Members not explicitly assigned are given the value 0.

A module initialization function can register a device with:

      
 int register_chrdev(unsigned int major, const char *name, struct file_operations *fops);
      
    

Note that only the major number is passed. The kernel doesn't need to know the minor number.

Only the device driver functions need the minor number.

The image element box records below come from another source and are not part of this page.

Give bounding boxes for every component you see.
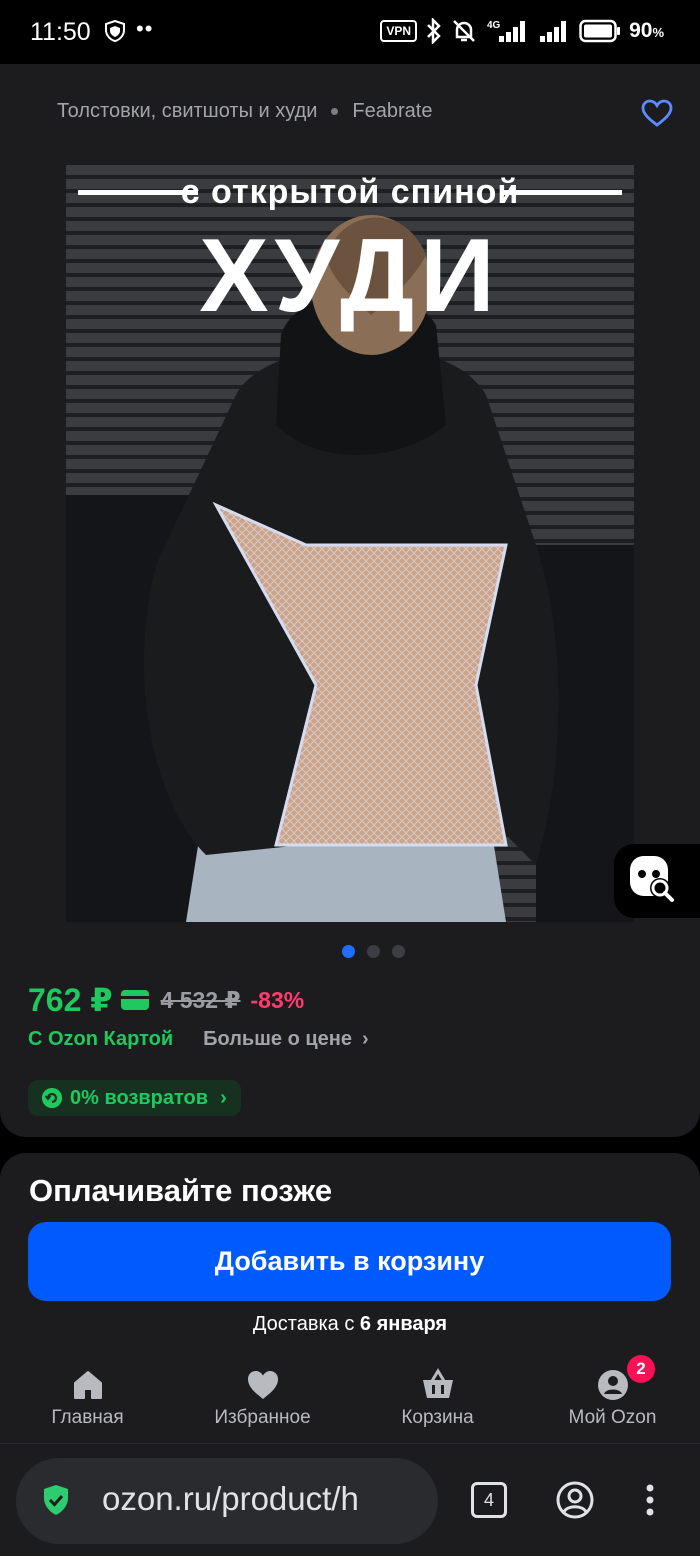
delivery-date: 6 января: [359, 1313, 448, 1335]
notification-badge: 2: [627, 1355, 655, 1383]
battery-percent-unit: %: [652, 25, 664, 40]
price-row: 762 ₽ 4 532 ₽ -83%: [28, 981, 304, 1019]
security-shield-icon[interactable]: [42, 1484, 70, 1516]
carousel-dot[interactable]: [392, 945, 405, 958]
carousel-dot[interactable]: [367, 945, 380, 958]
image-carousel-dots[interactable]: [342, 945, 405, 958]
shield-icon: [105, 20, 125, 42]
tabs-button[interactable]: 4: [471, 1482, 507, 1518]
product-card: Толстовки, свитшоты и худи Feabrate с от…: [0, 64, 700, 1137]
nav-label-home: Главная: [51, 1407, 124, 1428]
product-image[interactable]: с открытой спиной ХУДИ: [66, 165, 634, 922]
profile-icon: [597, 1370, 628, 1400]
basket-icon: [422, 1368, 453, 1398]
image-caption-big: ХУДИ: [199, 218, 501, 334]
url-bar[interactable]: ozon.ru/product/h: [16, 1458, 438, 1544]
delivery-info: Доставка с 6 января: [0, 1313, 700, 1336]
pay-later-title[interactable]: Оплачивайте позже: [29, 1173, 332, 1209]
bottom-nav: Главная Избранное Корзина 2 Мой Ozon: [0, 1355, 700, 1443]
nav-item-favorites[interactable]: Избранное: [175, 1363, 350, 1443]
image-caption-small: с открытой спиной: [180, 173, 520, 211]
nav-label-cart: Корзина: [401, 1407, 474, 1428]
heart-icon: [247, 1371, 278, 1399]
price-sub-row: С Ozon Картой Больше о цене ›: [28, 1028, 369, 1051]
account-icon[interactable]: [555, 1480, 595, 1520]
status-notification-dots: ••: [136, 16, 154, 41]
returns-label: 0% возвратов: [70, 1086, 209, 1109]
visual-search-icon: [630, 856, 674, 902]
more-menu-icon[interactable]: [640, 1480, 660, 1520]
bell-muted-icon: [453, 20, 475, 42]
chevron-right-icon: ›: [220, 1086, 227, 1109]
home-icon: [73, 1371, 102, 1399]
nav-item-home[interactable]: Главная: [0, 1363, 175, 1443]
status-icons: VPN 4G 90%: [380, 18, 664, 44]
carousel-dot[interactable]: [342, 945, 355, 958]
nav-item-cart[interactable]: Корзина: [350, 1363, 525, 1443]
nav-label-favorites: Избранное: [214, 1407, 311, 1428]
delivery-prefix: Доставка с: [252, 1313, 355, 1335]
price-discount: -83%: [250, 986, 305, 1013]
network-label: 4G: [487, 20, 501, 31]
more-about-price-link[interactable]: Больше о цене: [203, 1028, 352, 1051]
browser-toolbar: ozon.ru/product/h 4: [0, 1443, 700, 1556]
returns-badge[interactable]: 0% возвратов ›: [28, 1080, 241, 1116]
price-current: 762 ₽: [28, 982, 113, 1018]
signal-4g-icon: 4G: [487, 20, 526, 42]
return-arrow-icon: [42, 1088, 62, 1108]
breadcrumb-brand[interactable]: Feabrate: [352, 100, 432, 123]
nav-label-my-ozon: Мой Ozon: [568, 1407, 657, 1428]
breadcrumb: Толстовки, свитшоты и худи Feabrate: [57, 100, 432, 123]
nav-item-my-ozon[interactable]: 2 Мой Ozon: [525, 1355, 700, 1443]
price-old: 4 532 ₽: [160, 986, 241, 1013]
battery-percent: 90%: [629, 19, 664, 43]
chevron-right-icon[interactable]: ›: [362, 1028, 369, 1051]
checkout-panel: Оплачивайте позже Добавить в корзину Дос…: [0, 1153, 700, 1443]
breadcrumb-separator: [331, 108, 339, 115]
ozon-card-icon: [120, 990, 149, 1010]
status-time: 11:50: [30, 18, 91, 46]
signal-icon: [540, 21, 567, 42]
bluetooth-icon: [427, 18, 441, 44]
url-text[interactable]: ozon.ru/product/h: [102, 1480, 424, 1518]
battery-icon: [579, 19, 621, 43]
visual-search-button[interactable]: [614, 844, 700, 918]
battery-percent-value: 90: [629, 19, 653, 42]
vpn-icon: VPN: [380, 20, 418, 42]
favorite-heart-icon[interactable]: [640, 98, 674, 128]
add-to-cart-button[interactable]: Добавить в корзину: [28, 1222, 671, 1301]
breadcrumb-category[interactable]: Толстовки, свитшоты и худи: [57, 100, 317, 123]
status-bar: 11:50 •• VPN 4G 90%: [0, 0, 700, 64]
ozon-card-price-label: С Ozon Картой: [28, 1028, 174, 1050]
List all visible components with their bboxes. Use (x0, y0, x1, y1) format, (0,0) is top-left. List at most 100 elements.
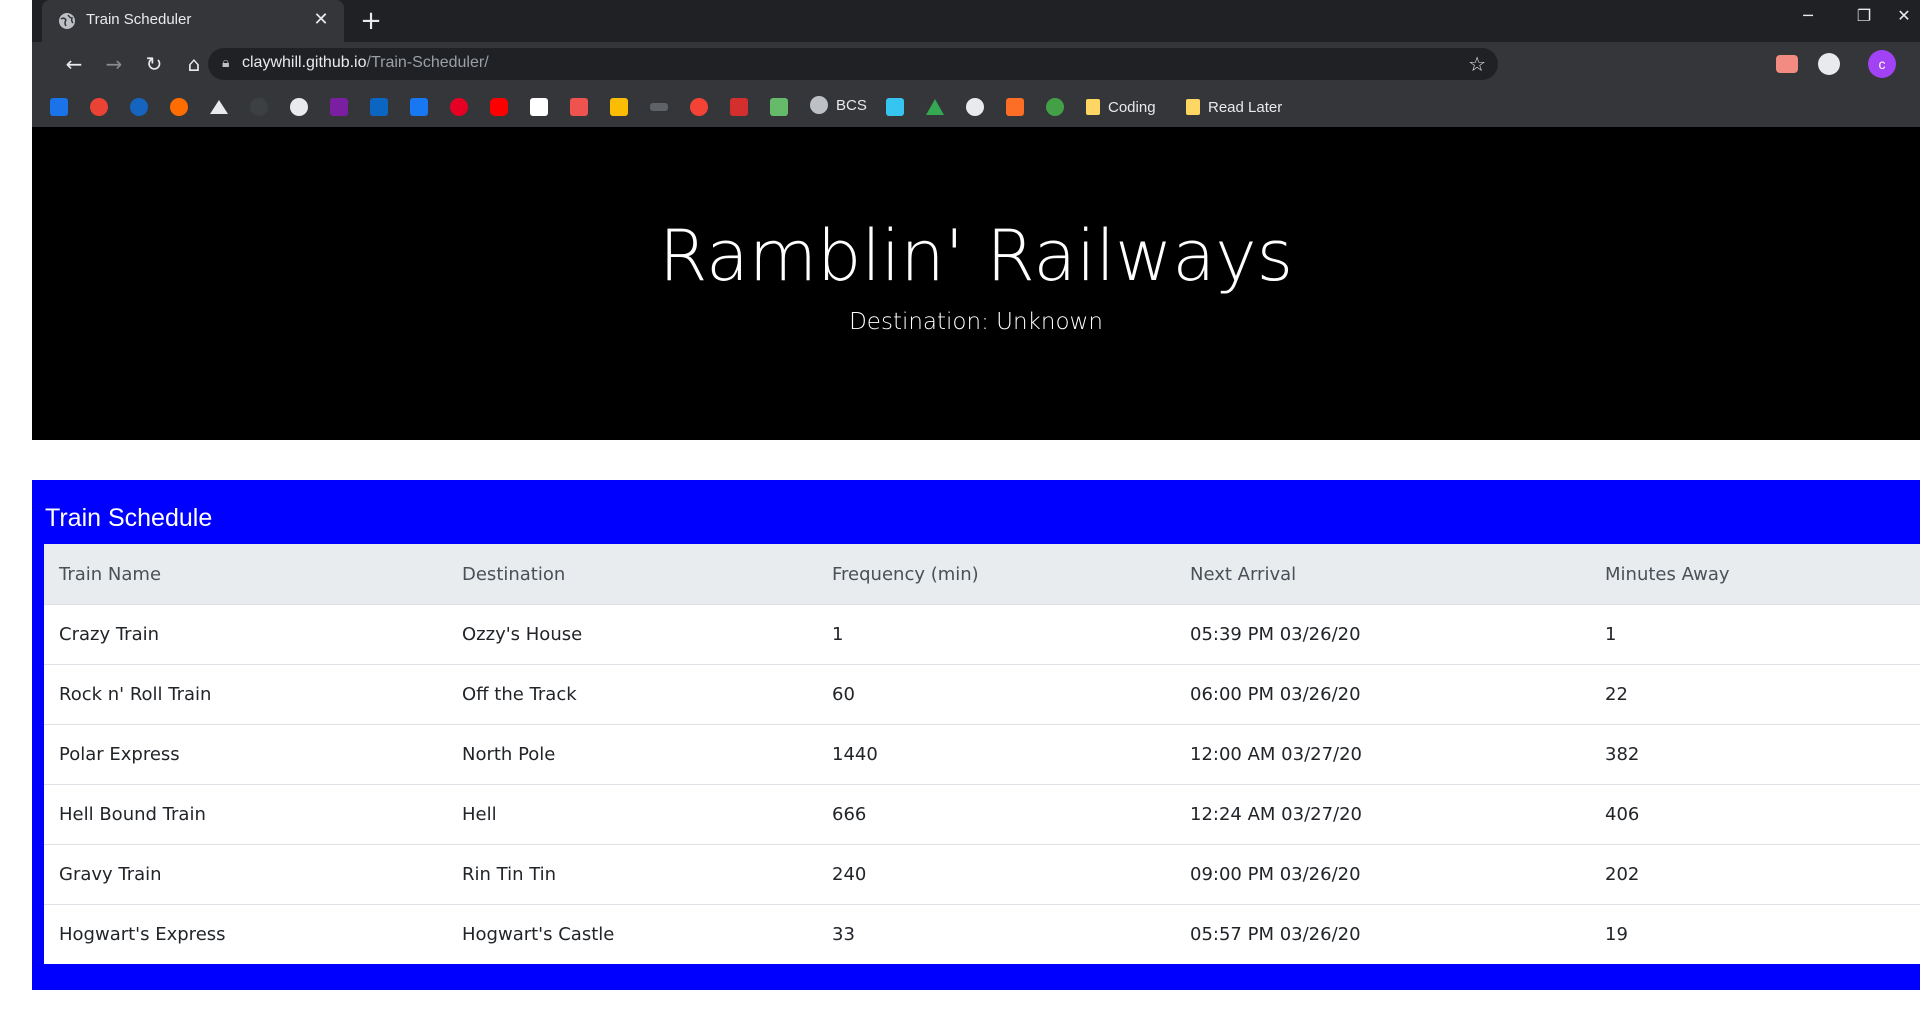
next-arrival-cell: 12:24 AM 03/27/20 (1175, 784, 1590, 845)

Here are the prototypes for functions in a char device driver file chardev.c:

chardev.c:

int init_module(void);
void cleanup_module(void);
static int device_open(struct inode *, struct file *);
static int device_release(struct inode *, struct file *);
static ssize_t device_read(struct file *, char *, size_t, loff_t *);
static ssize_t device_write(struct file *, const char *, size_t, loff_t *);

• Build the kernel module chardev.ko from chardev.c
• Insert the module in the kernel with insmod
• Find the major device number dynamically assigned to this device.
• Create one (or more) device files with this major device number
• Read/write to this device.

Take a look at this file for the functions it defines:

chardev.c:

int init_module(void);
void cleanup_module(void);
static int device_open(struct inode *, struct file *);
static int device_release(struct inode *, struct file *);
static ssize_t device_read(struct file *, char *, size_t, loff_t *);
static ssize_t device_write(struct file *, const char *, size_t, loff_t *);

Insert the module

What is the major number

Create 2 device files with this major number and minor numbers 0 and 1

Demonstrating reading and writing

#include <stdio.h>
#include <stdlib.h>

int main()
{
  FILE *fp;
  const int MAXLINE = 130;
  char line[MAXLINE];
  char *cp;


  for(int i = 0; i < 5; i++) {
    fp = fopen("/dev/chardev0", "r");
    if (fp == NULL) {
      printf("Unable to open device /dev/chardev0\n");
      exit(0);
    }


    cp = fgets(line, MAXLINE, fp);

    if ( cp == NULL ) {
      printf("fgets failed to read from /dev/chardev0\n");
      exit(0);
    } else {
      printf("%s\n", line);
    }
    fgets(line, MAXLINE, stdin);
    fclose(fp);
  }

  return 0;


}

The module utility can also be used to create "files" in the proc file system.

Two examples:

• Read (only) some kernel data.
• Read and write kernel data (but write only if root).

This existing file is of the second kind:

 /proc/sys/kernel/randomize_va_space
    

If it is > 0 the kernel adds a random number of bytes to the bottom of the call stack each time a program is executed as protection against buffer overflow attacks.